Another way GIS application aids in decision making is by helping policy-makers understand changes happening in districts. For example, a map showing the student to teacher ratios across a city can help determine where funds go, where more teachers should be hired, and how to support families most effectively with available resources. The same goes for mapping where the majority of financial help goes across a district to understand what the families may be dealing with and develop strategies that will increase the success of students in those areas. Without this information the policy-makers would be operating with less of an understanding about what is needed in the areas they are responsible for.
As mentioned above, another key way GIS can be used in decision making is with crime survey. When police departments know the scope of crime in a particular neighborhood, they can dedicate forces to that area and help diminish crime. By tracking where arrests take place and what types of arrests are happening, the police department has the potential of understanding where points of specific interest are. Much like the hand pump that stopped the cholera outbreak in 1854, police can stop the key players and shut down the key locations for crime by analyzing data with the help of GIS applications.
GIS for You
Today’s world of digital mapmaking provides resources for creating your own, customized map of information and for applying today’s GIS technology. These can be the tools you need to communicate progress to your colleagues or business partners to help them make decisions as well as see and understand important information for your projects.
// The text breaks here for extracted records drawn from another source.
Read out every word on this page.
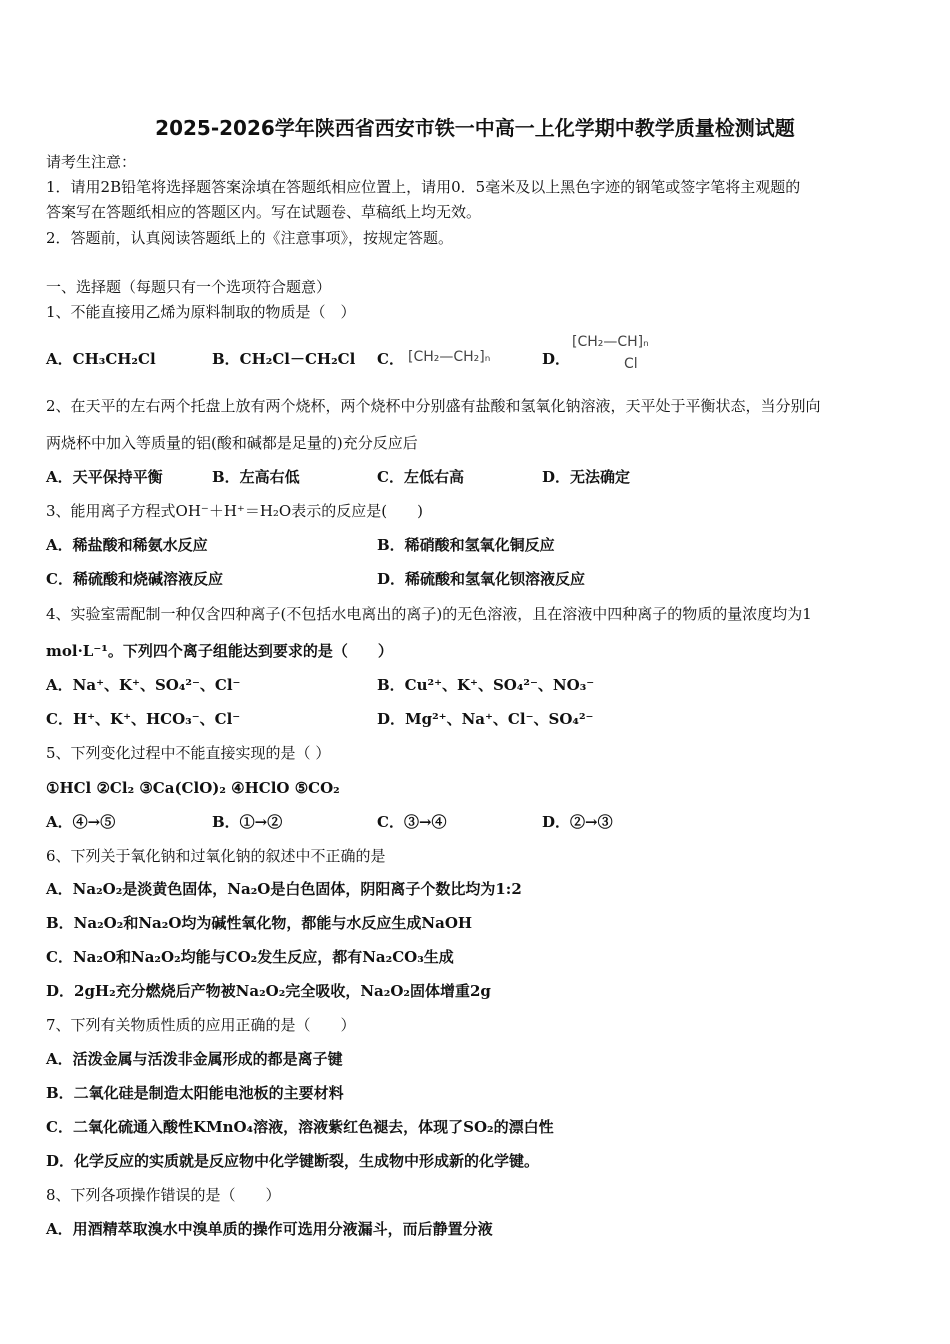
2025-2026学年陕西省西安市铁一中高一上化学期中教学质量检测试题
请考生注意：
1．请用2B铅笔将选择题答案涂填在答题纸相应位置上，请用0．5毫米及以上黑色字迹的钢笔或签字笔将主观题的
答案写在答题纸相应的答题区内。写在试题卷、草稿纸上均无效。
2．答题前，认真阅读答题纸上的《注意事项》，按规定答题。
一、选择题（每题只有一个选项符合题意）
1、不能直接用乙烯为原料制取的物质是（　）
A．CH₃CH₂Cl	B．CH₂Cl－CH₂Cl C． [CH₂—CH₂]ₙ	D．
[CH₂—CH]ₙ
Cl
2、在天平的左右两个托盘上放有两个烧杯，两个烧杯中分别盛有盐酸和氢氧化钠溶液，天平处于平衡状态，当分别向
两烧杯中加入等质量的铝(酸和碱都是足量的)充分反应后
A．天平保持平衡	B．左高右低	C．左低右高	D．无法确定
3、能用离子方程式OH⁻＋H⁺＝H₂O表示的反应是(　　)
A．稀盐酸和稀氨水反应	B．稀硝酸和氢氧化铜反应
C．稀硫酸和烧碱溶液反应	D．稀硫酸和氢氧化钡溶液反应
4、实验室需配制一种仅含四种离子(不包括水电离出的离子)的无色溶液，且在溶液中四种离子的物质的量浓度均为1
mol·L⁻¹。下列四个离子组能达到要求的是（　　）
A．Na⁺、K⁺、SO₄²⁻、Cl⁻	B．Cu²⁺、K⁺、SO₄²⁻、NO₃⁻
C．H⁺、K⁺、HCO₃⁻、Cl⁻	D．Mg²⁺、Na⁺、Cl⁻、SO₄²⁻
5、下列变化过程中不能直接实现的是（ ）
①HCl ②Cl₂ ③Ca(ClO)₂ ④HClO ⑤CO₂
A．④→⑤	B．①→②	C．③→④	D．②→③
6、下列关于氧化钠和过氧化钠的叙述中不正确的是
A．Na₂O₂是淡黄色固体，Na₂O是白色固体，阴阳离子个数比均为1:2
B．Na₂O₂和Na₂O均为碱性氧化物，都能与水反应生成NaOH
C．Na₂O和Na₂O₂均能与CO₂发生反应，都有Na₂CO₃生成
D．2gH₂充分燃烧后产物被Na₂O₂完全吸收，Na₂O₂固体增重2g
7、下列有关物质性质的应用正确的是（　　）
A．活泼金属与活泼非金属形成的都是离子键
B．二氧化硅是制造太阳能电池板的主要材料
C．二氧化硫通入酸性KMnO₄溶液，溶液紫红色褪去，体现了SO₂的漂白性
D．化学反应的实质就是反应物中化学键断裂，生成物中形成新的化学键。
8、下列各项操作错误的是（　　）
A．用酒精萃取溴水中溴单质的操作可选用分液漏斗，而后静置分液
Whether you are operating in the business fields of real estate and marketing and need to show information about the areas your clients are interested in, or you work with public health and disease prevention and want to illustrate your findings and results of case studies, or if you are part of an urban planning committee and want to illustrate zoning, emergency response procedures or tax assessments for decision making, GIS applications can be the answer to how you can present your data in a highly understandable and effective way.